Everyone is born with Free Will. Don’t ever let someone take that away from you- Short of addiction, murder and breaking the law, you should be able to make any choice you want to with your life.  A relationship should never dictate whom you can speak to, what you can wear, what you can post on social media, or even what you eat.  This all sounds crazy and obvious, but there are sociopaths out there in the dating pool that so subtly suggest and change these things about you, in a toxic relationship, in such a way that you won’t even realize they’re trying to control you, not trying to help.

Love doesn’t feel guilty-  No relationship should ever manipulate your feelings, that isn’t love! If you do something wrong and you feel guilty for it, that’s justified.  However, if someone constantly attacks everything you do and makes you feel guilty about something that no normal person would feel bad about, that is a control tactic and not okay.

At the end of the day, you cannot help who you fall in love with, and only you know what you can and will tolerate.  But just know that no one ever deserves to feel victimized in a relationship.  No one should ever be punished or isolated or feel like they are alone and it is just their relationship and no one else in the world.  That isn’t love. 

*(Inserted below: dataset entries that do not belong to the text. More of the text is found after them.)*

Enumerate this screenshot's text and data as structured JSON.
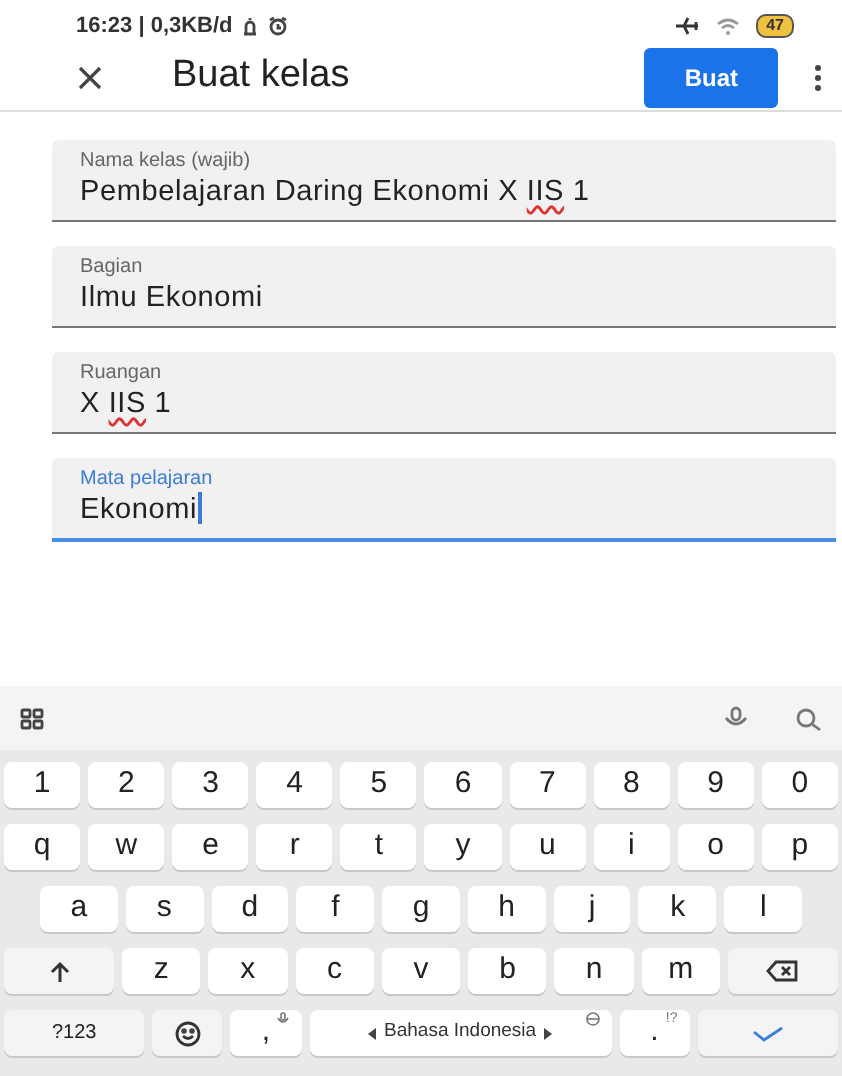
{
  "status_bar": {
    "time": "16:23 | 0,3KB/d",
    "battery": "47"
  },
  "app_bar": {
    "title": "Buat kelas",
    "action": "Buat"
  },
  "fields": [
    {
      "label": "Nama kelas (wajib)",
      "value_parts": [
        {
          "text": "Pembelajaran Daring Ekonomi X ",
          "misspelled": false
        },
        {
          "text": "IIS",
          "misspelled": true
        },
        {
          "text": " 1",
          "misspelled": false
        }
      ],
      "selected": false
    },
    {
      "label": "Bagian",
      "value_parts": [
        {
          "text": "Ilmu Ekonomi",
          "misspelled": false
        }
      ],
      "selected": false
    },
    {
      "label": "Ruangan",
      "value_parts": [
        {
          "text": "X ",
          "misspelled": false
        },
        {
          "text": "IIS",
          "misspelled": true
        },
        {
          "text": " 1",
          "misspelled": false
        }
      ],
      "selected": false
    },
    {
      "label": "Mata pelajaran",
      "value_parts": [
        {
          "text": "Ekonomi",
          "misspelled": false
        }
      ],
      "selected": true
    }
  ],
  "keyboard": {
    "rows": [
      {
        "keys": [
          {
            "kind": "char",
            "label": "1"
          },
          {
            "kind": "char",
            "label": "2"
          },
          {
            "kind": "char",
            "label": "3"
          },
          {
            "kind": "char",
            "label": "4"
          },
          {
            "kind": "char",
            "label": "5"
          },
          {
            "kind": "char",
            "label": "6"
          },
          {
            "kind": "char",
            "label": "7"
          },
          {
            "kind": "char",
            "label": "8"
          },
          {
            "kind": "char",
            "label": "9"
          },
          {
            "kind": "char",
            "label": "0"
          }
        ]
      },
      {
        "keys": [
          {
            "kind": "char",
            "label": "q"
          },
          {
            "kind": "char",
            "label": "w"
          },
          {
            "kind": "char",
            "label": "e"
          },
          {
            "kind": "char",
            "label": "r"
          },
          {
            "kind": "char",
            "label": "t"
          },
          {
            "kind": "char",
            "label": "y"
          },
          {
            "kind": "char",
            "label": "u"
          },
          {
            "kind": "char",
            "label": "i"
          },
          {
            "kind": "char",
            "label": "o"
          },
          {
            "kind": "char",
            "label": "p"
          }
        ]
      },
      {
        "keys": [
          {
            "kind": "char",
            "label": "a"
          },
          {
            "kind": "char",
            "label": "s"
          },
          {
            "kind": "char",
            "label": "d"
          },
          {
            "kind": "char",
            "label": "f"
          },
          {
            "kind": "char",
            "label": "g"
          },
          {
            "kind": "char",
            "label": "h"
          },
          {
            "kind": "char",
            "label": "j"
          },
          {
            "kind": "char",
            "label": "k"
          },
          {
            "kind": "char",
            "label": "l"
          }
        ]
      },
      {
        "keys": [
          {
            "kind": "shift"
          },
          {
            "kind": "char",
            "label": "z"
          },
          {
            "kind": "char",
            "label": "x"
          },
          {
            "kind": "char",
            "label": "c"
          },
          {
            "kind": "char",
            "label": "v"
          },
          {
            "kind": "char",
            "label": "b"
          },
          {
            "kind": "char",
            "label": "n"
          },
          {
            "kind": "char",
            "label": "m"
          },
          {
            "kind": "backspace"
          }
        ]
      },
      {
        "keys": [
          {
            "kind": "symbols",
            "label": "?123"
          },
          {
            "kind": "emoji"
          },
          {
            "kind": "comma",
            "label": ","
          },
          {
            "kind": "space",
            "label": "Bahasa Indonesia"
          },
          {
            "kind": "period",
            "label": ".",
            "hint": "!?"
          },
          {
            "kind": "enter"
          }
        ]
      }
    ]
  }
}
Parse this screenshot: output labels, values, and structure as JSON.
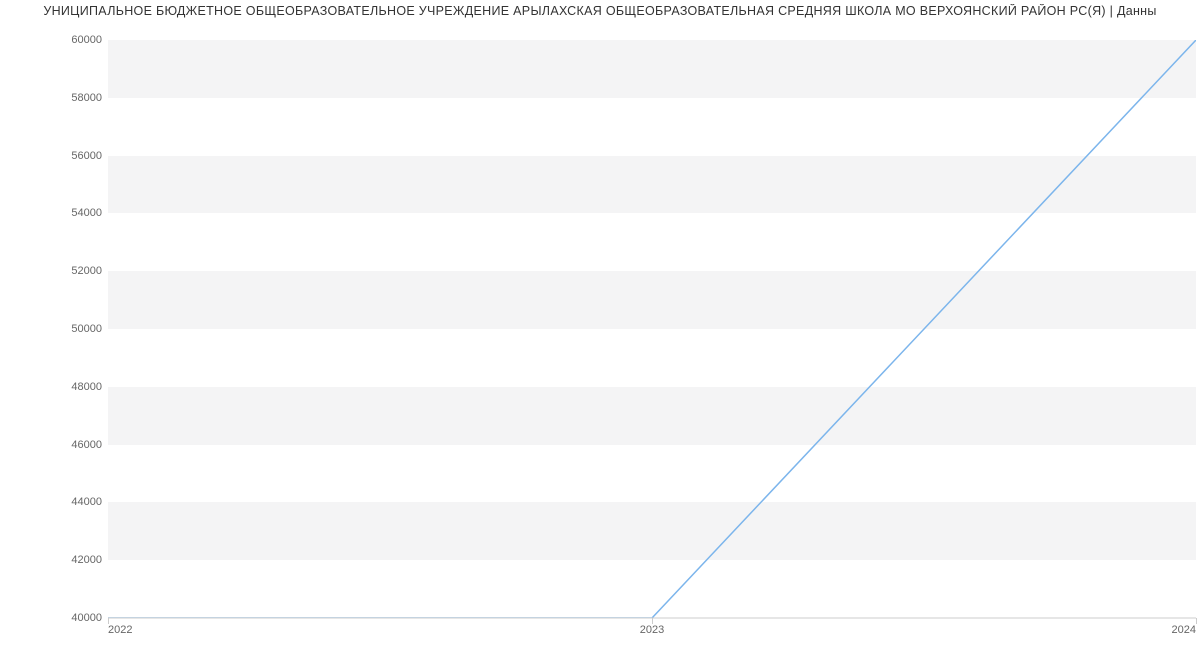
{
  "title": "УНИЦИПАЛЬНОЕ БЮДЖЕТНОЕ ОБЩЕОБРАЗОВАТЕЛЬНОЕ УЧРЕЖДЕНИЕ АРЫЛАХСКАЯ ОБЩЕОБРАЗОВАТЕЛЬНАЯ СРЕДНЯЯ ШКОЛА МО ВЕРХОЯНСКИЙ РАЙОН РС(Я) | Данны",
  "chart_data": {
    "type": "line",
    "x": [
      2022,
      2023,
      2024
    ],
    "values": [
      40000,
      40000,
      60000
    ],
    "xlabel": "",
    "ylabel": "",
    "title": "УНИЦИПАЛЬНОЕ БЮДЖЕТНОЕ ОБЩЕОБРАЗОВАТЕЛЬНОЕ УЧРЕЖДЕНИЕ АРЫЛАХСКАЯ ОБЩЕОБРАЗОВАТЕЛЬНАЯ СРЕДНЯЯ ШКОЛА МО ВЕРХОЯНСКИЙ РАЙОН РС(Я) | Данны",
    "xlim": [
      2022,
      2024
    ],
    "ylim": [
      40000,
      60000
    ],
    "y_ticks": [
      40000,
      42000,
      44000,
      46000,
      48000,
      50000,
      52000,
      54000,
      56000,
      58000,
      60000
    ],
    "x_ticks": [
      2022,
      2023,
      2024
    ],
    "line_color": "#7cb5ec"
  },
  "y_labels": {
    "t0": "40000",
    "t1": "42000",
    "t2": "44000",
    "t3": "46000",
    "t4": "48000",
    "t5": "50000",
    "t6": "52000",
    "t7": "54000",
    "t8": "56000",
    "t9": "58000",
    "t10": "60000"
  },
  "x_labels": {
    "x0": "2022",
    "x1": "2023",
    "x2": "2024"
  }
}
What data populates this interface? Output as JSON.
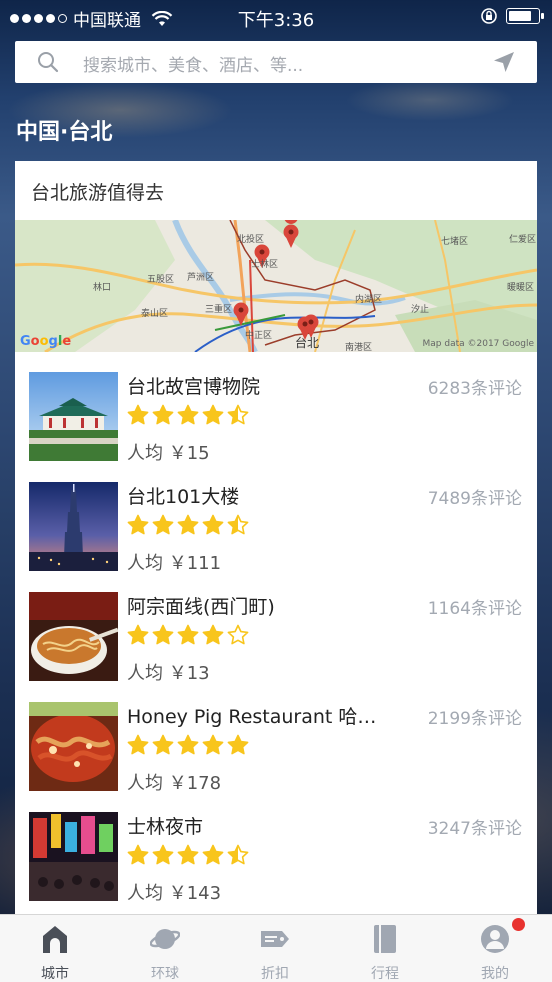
{
  "status_bar": {
    "carrier": "中国联通",
    "time": "下午3:36",
    "battery_level": 0.8
  },
  "search": {
    "placeholder": "搜索城市、美食、酒店、等..."
  },
  "city": {
    "title": "中国·台北"
  },
  "card": {
    "title": "台北旅游值得去",
    "map": {
      "labels": [
        "北投区",
        "士林区",
        "五股区",
        "芦洲区",
        "林口",
        "泰山区",
        "三重区",
        "中正区",
        "内湖区",
        "汐止",
        "七堵区",
        "仁爱区",
        "暖暖区",
        "南港区",
        "台北"
      ],
      "credit": "Map data ©2017 Google",
      "logo": "Google"
    },
    "items": [
      {
        "name": "台北故宫博物院",
        "reviews": "6283条评论",
        "rating": 4.5,
        "price": "人均 ￥15"
      },
      {
        "name": "台北101大楼",
        "reviews": "7489条评论",
        "rating": 4.5,
        "price": "人均 ￥111"
      },
      {
        "name": "阿宗面线(西门町)",
        "reviews": "1164条评论",
        "rating": 4,
        "price": "人均 ￥13"
      },
      {
        "name": "Honey Pig Restaurant 哈…",
        "reviews": "2199条评论",
        "rating": 5,
        "price": "人均 ￥178"
      },
      {
        "name": "士林夜市",
        "reviews": "3247条评论",
        "rating": 4.5,
        "price": "人均 ￥143"
      }
    ]
  },
  "tabs": [
    {
      "label": "城市",
      "icon": "city-home-icon",
      "active": true
    },
    {
      "label": "环球",
      "icon": "planet-icon",
      "active": false
    },
    {
      "label": "折扣",
      "icon": "discount-tag-icon",
      "active": false
    },
    {
      "label": "行程",
      "icon": "itinerary-book-icon",
      "active": false
    },
    {
      "label": "我的",
      "icon": "profile-icon",
      "active": false,
      "badge": true
    }
  ],
  "colors": {
    "star": "#f8c51c",
    "star_empty": "#f8c51c",
    "review_text": "#a3a9b2",
    "badge": "#e8322f",
    "map_pin": "#d9463b"
  }
}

My freshman year of college my psychology professor said sociopaths isolate you from your friends and family and that is how they ensure you will never leave them, because where else would you have to go?  That lesson has stuck with me for a very long time, and seeing people close to me go through it, it breaks my heart.  So if my silly little bullet point blog could help even one person to an epiphany, that will be worth it to me. 

Know your worth, know your circle is always there for you, and know you deserve love.  Never settle, never lose your identity, and know you are never too far to come back.